NUCs are often administered indefinitely because of the high risk for viral relapse when treatment is discontinued. Treatment can, however, be stopped in patients who have achieved the desired endpoint. For HBeAg-positive patients with precirrhotic liver disease, treatment can be discontinued 12 months after achieving HBeAg seroconversion. Although some studies demonstrated that durability of NUC-related HBeAg seroconversion is low, many of these studies involved small numbers of patients or inadequate duration of consolidation therapy. One study found that the 5-year cumulative rate of relapse after discontinuation of lamivudine was only 9% in patients with ≥ 12 months of consolidation therapy.[20] Some experts argue that treatment should be continued indefinitely because reactivation of HBV replication and progression to HBeAg-negative hepatitis will occur in most, if not all, patients, but long-term follow-up studies showed that some patients can remain in the inactive carrier state for decades. These data indicate that if patients are well monitored, disease progression can be prevented if treatment is reinitiated when HBV DNA, ALT levels, or both become elevated. Committing all patients to lifelong treatment because of possible future reactivation would be akin to lifelong cancer chemotherapy to prevent future relapse in patients who have achieved remission.

The therapeutic endpoint is unclear for HBeAg-negative precirrhotic patients. Treatment is often continued indefinitely, but may be stopped in those who achieved HBsAg loss. Preliminary data from one small study suggest that treatment can be stopped in selected patients who maintain viral suppression for 3-5 years. These data have not, however, been validated.[21]

For patients who had decompensated liver disease or cirrhosis, lifelong treatment is recommended because of concerns about fatal flares when treatment is discontinued. Treatment may be stopped, however, in selected patients with compensated cirrhosis who have lost HBsAg or have completed an adequate duration of consolidation therapy after HBeAg seroconversion (in those who were previously HBeAg positive) provided they are closely monitored and treatment reinstituted in the presence of viral rebound or ALT elevation. This recommendation is supported by studies that demonstrate regression of cirrhosis in patients with maintained viral suppression after 3-5 years of NUC therapy.[22]

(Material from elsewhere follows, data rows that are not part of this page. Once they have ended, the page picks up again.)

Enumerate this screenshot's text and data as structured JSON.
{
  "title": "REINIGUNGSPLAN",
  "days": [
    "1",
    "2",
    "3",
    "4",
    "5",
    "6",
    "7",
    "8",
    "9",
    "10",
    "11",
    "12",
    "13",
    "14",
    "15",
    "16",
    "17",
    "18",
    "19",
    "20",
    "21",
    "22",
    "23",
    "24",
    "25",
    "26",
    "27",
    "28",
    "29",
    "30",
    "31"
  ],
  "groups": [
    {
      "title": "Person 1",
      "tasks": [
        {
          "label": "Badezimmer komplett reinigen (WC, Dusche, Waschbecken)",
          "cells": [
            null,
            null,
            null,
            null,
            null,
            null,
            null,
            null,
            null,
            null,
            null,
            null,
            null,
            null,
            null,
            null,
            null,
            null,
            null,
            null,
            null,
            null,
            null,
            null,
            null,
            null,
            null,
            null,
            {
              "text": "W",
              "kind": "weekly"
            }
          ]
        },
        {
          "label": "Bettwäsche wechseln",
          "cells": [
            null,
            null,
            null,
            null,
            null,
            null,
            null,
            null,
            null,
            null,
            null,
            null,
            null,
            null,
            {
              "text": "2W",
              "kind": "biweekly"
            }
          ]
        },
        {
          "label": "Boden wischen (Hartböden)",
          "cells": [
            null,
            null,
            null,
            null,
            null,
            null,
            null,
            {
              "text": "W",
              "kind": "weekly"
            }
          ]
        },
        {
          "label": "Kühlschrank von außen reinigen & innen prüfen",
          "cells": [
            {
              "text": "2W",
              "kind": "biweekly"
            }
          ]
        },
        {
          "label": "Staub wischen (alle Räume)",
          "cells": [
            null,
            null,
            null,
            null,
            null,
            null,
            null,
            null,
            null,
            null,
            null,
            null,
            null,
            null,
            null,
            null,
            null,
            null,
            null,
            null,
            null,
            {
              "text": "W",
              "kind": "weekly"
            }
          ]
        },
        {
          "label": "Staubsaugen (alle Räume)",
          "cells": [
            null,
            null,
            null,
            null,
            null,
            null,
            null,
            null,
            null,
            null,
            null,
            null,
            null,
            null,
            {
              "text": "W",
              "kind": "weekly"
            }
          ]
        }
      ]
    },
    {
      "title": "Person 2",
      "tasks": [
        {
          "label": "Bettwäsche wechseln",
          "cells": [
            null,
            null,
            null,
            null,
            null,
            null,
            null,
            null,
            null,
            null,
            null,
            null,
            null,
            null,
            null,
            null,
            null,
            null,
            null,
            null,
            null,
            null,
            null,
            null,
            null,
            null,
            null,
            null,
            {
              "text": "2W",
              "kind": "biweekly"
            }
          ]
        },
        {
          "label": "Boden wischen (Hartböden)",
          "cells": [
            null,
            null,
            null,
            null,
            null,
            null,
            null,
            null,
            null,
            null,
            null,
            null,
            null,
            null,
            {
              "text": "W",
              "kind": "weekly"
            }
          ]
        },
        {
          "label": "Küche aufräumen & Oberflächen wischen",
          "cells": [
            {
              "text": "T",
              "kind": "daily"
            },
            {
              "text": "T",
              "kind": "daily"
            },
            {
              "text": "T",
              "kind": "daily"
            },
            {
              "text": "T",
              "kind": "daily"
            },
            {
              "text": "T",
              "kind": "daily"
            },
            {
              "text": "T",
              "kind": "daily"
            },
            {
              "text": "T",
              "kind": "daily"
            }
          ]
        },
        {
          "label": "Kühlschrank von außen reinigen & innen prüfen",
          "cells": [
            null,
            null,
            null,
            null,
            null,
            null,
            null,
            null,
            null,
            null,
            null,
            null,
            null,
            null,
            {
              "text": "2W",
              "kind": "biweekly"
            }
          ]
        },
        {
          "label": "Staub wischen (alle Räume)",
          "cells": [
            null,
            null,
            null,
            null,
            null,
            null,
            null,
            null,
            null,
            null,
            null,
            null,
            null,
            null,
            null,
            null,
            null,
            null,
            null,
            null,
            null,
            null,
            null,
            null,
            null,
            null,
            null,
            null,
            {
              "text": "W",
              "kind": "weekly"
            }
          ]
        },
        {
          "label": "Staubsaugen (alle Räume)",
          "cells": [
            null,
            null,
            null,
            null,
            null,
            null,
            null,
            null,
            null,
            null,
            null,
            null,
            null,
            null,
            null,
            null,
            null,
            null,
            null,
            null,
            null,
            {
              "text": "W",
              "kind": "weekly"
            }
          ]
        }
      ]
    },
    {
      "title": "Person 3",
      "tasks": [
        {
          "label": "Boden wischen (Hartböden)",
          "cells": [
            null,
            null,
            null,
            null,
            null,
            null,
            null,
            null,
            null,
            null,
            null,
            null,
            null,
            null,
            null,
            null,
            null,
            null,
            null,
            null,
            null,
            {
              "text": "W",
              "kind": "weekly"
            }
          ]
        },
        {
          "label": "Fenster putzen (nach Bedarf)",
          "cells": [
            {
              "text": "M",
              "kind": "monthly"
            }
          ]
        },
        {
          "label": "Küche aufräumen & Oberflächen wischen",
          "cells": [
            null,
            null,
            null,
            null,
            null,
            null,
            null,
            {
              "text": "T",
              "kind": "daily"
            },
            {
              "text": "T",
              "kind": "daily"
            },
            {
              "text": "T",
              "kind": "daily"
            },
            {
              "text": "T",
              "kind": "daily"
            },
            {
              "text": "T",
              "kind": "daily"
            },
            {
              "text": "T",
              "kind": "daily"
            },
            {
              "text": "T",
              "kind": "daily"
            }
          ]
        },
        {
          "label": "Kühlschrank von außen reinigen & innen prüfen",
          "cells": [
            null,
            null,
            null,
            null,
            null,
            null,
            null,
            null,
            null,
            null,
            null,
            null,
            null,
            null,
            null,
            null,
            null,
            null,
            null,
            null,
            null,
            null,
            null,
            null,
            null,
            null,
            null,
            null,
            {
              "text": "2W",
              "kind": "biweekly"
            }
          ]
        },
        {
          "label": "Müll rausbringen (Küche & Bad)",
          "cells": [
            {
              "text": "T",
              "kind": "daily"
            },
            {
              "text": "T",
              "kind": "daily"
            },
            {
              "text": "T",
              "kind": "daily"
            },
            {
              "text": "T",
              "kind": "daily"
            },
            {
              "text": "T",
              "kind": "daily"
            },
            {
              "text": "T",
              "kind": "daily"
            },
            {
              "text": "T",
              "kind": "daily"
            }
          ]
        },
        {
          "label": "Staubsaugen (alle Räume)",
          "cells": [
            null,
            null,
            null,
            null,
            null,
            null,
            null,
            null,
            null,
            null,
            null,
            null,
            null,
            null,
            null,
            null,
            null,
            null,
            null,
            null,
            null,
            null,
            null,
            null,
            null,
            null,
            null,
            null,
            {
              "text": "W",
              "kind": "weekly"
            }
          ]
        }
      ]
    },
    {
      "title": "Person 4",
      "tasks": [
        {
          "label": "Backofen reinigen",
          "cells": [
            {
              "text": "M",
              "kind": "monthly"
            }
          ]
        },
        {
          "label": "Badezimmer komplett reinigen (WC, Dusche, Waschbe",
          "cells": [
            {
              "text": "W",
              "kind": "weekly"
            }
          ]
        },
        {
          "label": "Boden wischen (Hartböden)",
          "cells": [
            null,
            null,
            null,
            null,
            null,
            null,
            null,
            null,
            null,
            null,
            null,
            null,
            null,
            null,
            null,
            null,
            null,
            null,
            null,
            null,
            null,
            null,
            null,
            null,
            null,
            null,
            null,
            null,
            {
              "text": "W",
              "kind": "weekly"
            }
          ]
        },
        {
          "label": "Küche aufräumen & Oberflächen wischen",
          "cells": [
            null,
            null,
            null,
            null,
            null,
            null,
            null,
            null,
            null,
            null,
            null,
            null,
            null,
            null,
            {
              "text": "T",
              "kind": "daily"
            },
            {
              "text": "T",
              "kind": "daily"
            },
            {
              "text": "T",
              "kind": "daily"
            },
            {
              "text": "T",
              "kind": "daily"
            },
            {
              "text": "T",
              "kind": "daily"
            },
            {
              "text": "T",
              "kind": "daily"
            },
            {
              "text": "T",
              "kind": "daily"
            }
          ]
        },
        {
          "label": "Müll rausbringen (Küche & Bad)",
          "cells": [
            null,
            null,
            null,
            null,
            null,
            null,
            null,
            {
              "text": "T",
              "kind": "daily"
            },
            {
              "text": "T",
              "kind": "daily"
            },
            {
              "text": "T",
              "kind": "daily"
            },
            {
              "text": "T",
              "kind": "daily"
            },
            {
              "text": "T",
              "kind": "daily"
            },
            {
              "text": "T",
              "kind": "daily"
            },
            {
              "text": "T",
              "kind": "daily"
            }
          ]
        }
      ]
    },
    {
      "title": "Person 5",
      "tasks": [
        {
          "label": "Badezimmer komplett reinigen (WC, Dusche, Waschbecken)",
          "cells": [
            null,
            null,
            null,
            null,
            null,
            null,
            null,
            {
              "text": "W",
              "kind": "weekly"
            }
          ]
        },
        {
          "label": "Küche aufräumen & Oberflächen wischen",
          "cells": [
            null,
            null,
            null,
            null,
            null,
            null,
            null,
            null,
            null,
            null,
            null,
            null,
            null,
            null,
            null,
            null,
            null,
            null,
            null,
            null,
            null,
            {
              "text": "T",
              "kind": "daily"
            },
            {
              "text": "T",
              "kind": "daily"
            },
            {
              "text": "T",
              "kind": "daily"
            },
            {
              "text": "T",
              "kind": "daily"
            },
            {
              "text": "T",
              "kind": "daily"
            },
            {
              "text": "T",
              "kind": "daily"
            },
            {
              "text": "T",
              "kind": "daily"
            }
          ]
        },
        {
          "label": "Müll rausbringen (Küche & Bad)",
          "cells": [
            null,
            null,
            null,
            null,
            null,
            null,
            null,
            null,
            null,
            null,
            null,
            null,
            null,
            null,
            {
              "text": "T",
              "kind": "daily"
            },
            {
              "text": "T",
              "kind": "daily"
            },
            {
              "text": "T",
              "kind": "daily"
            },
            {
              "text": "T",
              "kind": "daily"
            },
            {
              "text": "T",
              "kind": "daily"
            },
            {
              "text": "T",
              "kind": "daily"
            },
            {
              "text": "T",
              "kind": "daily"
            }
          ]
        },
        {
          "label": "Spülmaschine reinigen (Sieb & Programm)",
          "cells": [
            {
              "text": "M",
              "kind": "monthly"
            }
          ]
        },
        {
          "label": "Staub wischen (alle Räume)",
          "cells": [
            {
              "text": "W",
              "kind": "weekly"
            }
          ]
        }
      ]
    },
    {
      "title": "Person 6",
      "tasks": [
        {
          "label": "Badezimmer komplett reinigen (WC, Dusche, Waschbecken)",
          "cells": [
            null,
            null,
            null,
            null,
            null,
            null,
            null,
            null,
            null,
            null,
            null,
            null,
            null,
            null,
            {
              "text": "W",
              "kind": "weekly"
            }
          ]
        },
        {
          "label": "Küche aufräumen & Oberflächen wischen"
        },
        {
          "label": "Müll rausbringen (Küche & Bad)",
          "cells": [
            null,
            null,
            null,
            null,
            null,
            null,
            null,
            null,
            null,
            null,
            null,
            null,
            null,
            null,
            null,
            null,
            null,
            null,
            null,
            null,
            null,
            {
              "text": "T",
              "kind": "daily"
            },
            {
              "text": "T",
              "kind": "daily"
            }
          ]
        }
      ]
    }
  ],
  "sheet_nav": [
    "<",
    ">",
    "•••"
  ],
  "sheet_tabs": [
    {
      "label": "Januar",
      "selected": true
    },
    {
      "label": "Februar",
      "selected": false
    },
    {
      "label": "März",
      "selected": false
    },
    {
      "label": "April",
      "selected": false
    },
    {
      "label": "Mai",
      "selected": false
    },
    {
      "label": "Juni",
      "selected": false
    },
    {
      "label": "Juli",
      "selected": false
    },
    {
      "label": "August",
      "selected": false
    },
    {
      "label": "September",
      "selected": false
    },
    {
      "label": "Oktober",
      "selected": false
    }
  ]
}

Although it has been suggested that patients with inadequate or slow decline in HBV DNA during the first 12-24 weeks of NUC monotherapy should receive an additional NUC, this approach was derived from studies of lamivudine and telbivudine. Studies of entecavir and tenofovir (which have high genetic barriers to resistance) found that HBV DNA levels continued to decline in patients with slow initial response, and rates of drug resistance were low in patients who remained on the same treatment.[9,23]

Summary

Decisions regarding when to start treatment, which therapies to use, and when to stop treatment must take into consideration not only viral or disease factors, but also individual patient circumstances and preferences to achieve optimal results.